Olho para a caneca vazia. É mais relógio do que esse que trago em volta do pulso.

***

- Não sei se a melhor pergunta é o que tu tá olhando ou o que tu tá pensando.
- Pode perguntar as duas, ué.
- E as respostas são diferentes?
- Não sei. Tu acha que quando a gente olha pra uma coisa e pensa em outra na verdade vemos aquilo que pensamos?
- Pode ser. Pode ser o contrário também: às vezes a gente tá pensando em algo e de repente vê alguma coisa e aí começa a pensar nessa outra coisa.
- Ou a gente pensa exatamente naquilo que tá vendo.
- Também. O que a gente pensa determina o que a gente vê, então?
- Talvez. Mas não literalmente.
- Literalmente eu não vejo nada direito, vejo um monte de borrões e imagens não definidas. E aí?
- Talvez tu pense desse jeito também.
- Vou considerar um elogio.

***

Teu rosto não é só um rosto. Muitas pessoas são só um rosto. A maioria delas. Mas o teu é mais do que isso. O tempo todo sei que tu pensa em algo além daquilo que consigo ver quando olho pra ti. Teu rosto é vista.

***

São desvios quase invisíveis, mas o rio corre, e o que escrevi sobre nós há três meses já são palavras mortas. Se as lemos, não somos nós. Quando as lemos, já somos outros. Não é só a passagem do tempo, mas os sedimentos que ele carrega. O que segue e o que vai ficando pelo caminho. O que chega a nós a partir do alheio.

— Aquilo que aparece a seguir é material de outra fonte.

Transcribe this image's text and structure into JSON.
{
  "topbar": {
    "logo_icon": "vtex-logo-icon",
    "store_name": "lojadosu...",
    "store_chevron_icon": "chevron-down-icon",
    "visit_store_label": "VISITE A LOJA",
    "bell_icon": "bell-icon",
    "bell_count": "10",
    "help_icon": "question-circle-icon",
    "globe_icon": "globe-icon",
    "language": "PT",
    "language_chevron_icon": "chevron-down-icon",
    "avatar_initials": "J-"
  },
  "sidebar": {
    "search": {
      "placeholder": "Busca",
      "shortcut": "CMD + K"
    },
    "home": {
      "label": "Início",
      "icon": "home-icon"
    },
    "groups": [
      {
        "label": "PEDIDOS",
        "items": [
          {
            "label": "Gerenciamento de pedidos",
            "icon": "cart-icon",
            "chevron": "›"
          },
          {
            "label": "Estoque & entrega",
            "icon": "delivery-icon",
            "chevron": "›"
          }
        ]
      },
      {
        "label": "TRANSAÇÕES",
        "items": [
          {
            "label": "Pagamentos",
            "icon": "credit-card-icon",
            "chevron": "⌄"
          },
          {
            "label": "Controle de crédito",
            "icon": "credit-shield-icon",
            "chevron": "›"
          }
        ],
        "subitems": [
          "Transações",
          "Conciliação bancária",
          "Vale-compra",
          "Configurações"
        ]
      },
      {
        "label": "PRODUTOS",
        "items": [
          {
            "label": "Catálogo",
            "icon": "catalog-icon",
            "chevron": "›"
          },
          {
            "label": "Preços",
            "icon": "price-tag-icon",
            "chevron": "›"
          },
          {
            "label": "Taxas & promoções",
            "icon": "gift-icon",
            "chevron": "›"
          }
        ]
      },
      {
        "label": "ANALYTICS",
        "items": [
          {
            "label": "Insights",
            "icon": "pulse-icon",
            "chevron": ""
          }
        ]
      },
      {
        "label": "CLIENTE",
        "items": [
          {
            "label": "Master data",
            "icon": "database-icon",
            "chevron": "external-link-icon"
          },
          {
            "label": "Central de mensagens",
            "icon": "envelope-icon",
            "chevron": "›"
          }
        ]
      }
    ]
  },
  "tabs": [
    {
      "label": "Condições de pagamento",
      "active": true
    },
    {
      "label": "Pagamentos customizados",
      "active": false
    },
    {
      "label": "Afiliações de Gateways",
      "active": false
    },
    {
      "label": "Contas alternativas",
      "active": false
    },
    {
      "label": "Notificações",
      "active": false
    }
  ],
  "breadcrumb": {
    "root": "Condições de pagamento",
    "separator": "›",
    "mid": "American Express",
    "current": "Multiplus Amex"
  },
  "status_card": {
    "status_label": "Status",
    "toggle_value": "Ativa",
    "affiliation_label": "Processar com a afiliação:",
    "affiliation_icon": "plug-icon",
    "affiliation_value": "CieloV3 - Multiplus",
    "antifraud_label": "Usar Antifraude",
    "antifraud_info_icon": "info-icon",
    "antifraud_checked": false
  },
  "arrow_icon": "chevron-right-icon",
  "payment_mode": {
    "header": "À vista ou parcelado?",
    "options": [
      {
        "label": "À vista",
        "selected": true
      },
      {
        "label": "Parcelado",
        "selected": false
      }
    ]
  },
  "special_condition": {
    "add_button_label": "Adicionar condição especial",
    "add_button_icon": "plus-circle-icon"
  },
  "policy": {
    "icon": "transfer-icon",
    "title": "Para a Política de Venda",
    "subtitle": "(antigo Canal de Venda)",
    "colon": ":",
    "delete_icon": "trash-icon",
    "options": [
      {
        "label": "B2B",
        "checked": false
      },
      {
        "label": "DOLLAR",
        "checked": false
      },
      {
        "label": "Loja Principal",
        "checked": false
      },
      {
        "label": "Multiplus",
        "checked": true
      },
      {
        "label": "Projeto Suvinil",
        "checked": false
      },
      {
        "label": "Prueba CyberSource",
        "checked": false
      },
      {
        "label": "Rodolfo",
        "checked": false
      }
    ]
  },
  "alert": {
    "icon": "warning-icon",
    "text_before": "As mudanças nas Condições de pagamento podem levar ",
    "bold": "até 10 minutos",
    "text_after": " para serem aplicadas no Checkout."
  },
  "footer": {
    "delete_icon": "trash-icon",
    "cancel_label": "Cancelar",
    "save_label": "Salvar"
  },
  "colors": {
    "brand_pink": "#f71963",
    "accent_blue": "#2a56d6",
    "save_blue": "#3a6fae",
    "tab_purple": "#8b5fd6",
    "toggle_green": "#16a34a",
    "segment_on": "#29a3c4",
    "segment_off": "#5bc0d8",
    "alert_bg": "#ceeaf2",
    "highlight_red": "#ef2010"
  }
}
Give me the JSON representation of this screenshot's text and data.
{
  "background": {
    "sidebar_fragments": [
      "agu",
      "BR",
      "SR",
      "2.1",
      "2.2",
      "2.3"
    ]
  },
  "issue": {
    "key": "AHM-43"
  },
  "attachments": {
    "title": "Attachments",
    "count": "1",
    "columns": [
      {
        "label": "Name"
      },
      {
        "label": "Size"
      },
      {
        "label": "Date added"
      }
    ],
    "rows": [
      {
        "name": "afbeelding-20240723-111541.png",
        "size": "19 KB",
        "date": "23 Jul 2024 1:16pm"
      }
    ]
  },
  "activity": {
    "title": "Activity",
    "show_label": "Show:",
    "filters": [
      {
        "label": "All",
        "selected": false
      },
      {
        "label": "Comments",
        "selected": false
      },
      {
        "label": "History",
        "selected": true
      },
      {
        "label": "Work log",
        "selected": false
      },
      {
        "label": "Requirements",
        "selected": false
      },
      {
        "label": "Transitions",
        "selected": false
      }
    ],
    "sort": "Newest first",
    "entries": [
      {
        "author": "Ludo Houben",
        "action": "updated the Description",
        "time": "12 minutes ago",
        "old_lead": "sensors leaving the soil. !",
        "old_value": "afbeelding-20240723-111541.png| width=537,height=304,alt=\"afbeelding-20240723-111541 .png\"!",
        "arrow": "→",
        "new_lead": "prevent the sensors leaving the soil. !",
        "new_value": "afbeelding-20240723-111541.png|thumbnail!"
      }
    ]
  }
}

- Venho aqui todos os dias e parece sempre igual, mas sou outra a cada vez que tu me olha.

Não mudo à revelia desses olhos, porque eles me mudam também.

- Cada vez que tu me olha, esse olhar se torna parte da pessoa que me torno.

Quantos olhares já trocamos? Quanto de mim foi contigo e quanto de ti veio comigo?

- Sou feita também dos teus olhares.

***

Se depender do tempo, o que escrevo sobre nós nunca será verdadeiro. Ou será para sempre, congelado em instantes que não voltarão a existir. O tempo leva as palavras. Amanhã mesmo, o que diremos?

Nossos olhos guardam e transmitem as palavras que não ousamos pronunciar.

Quero te dizer tudo com os olhos. Quero ler nos teus olhos o que tu escreve sobre nós.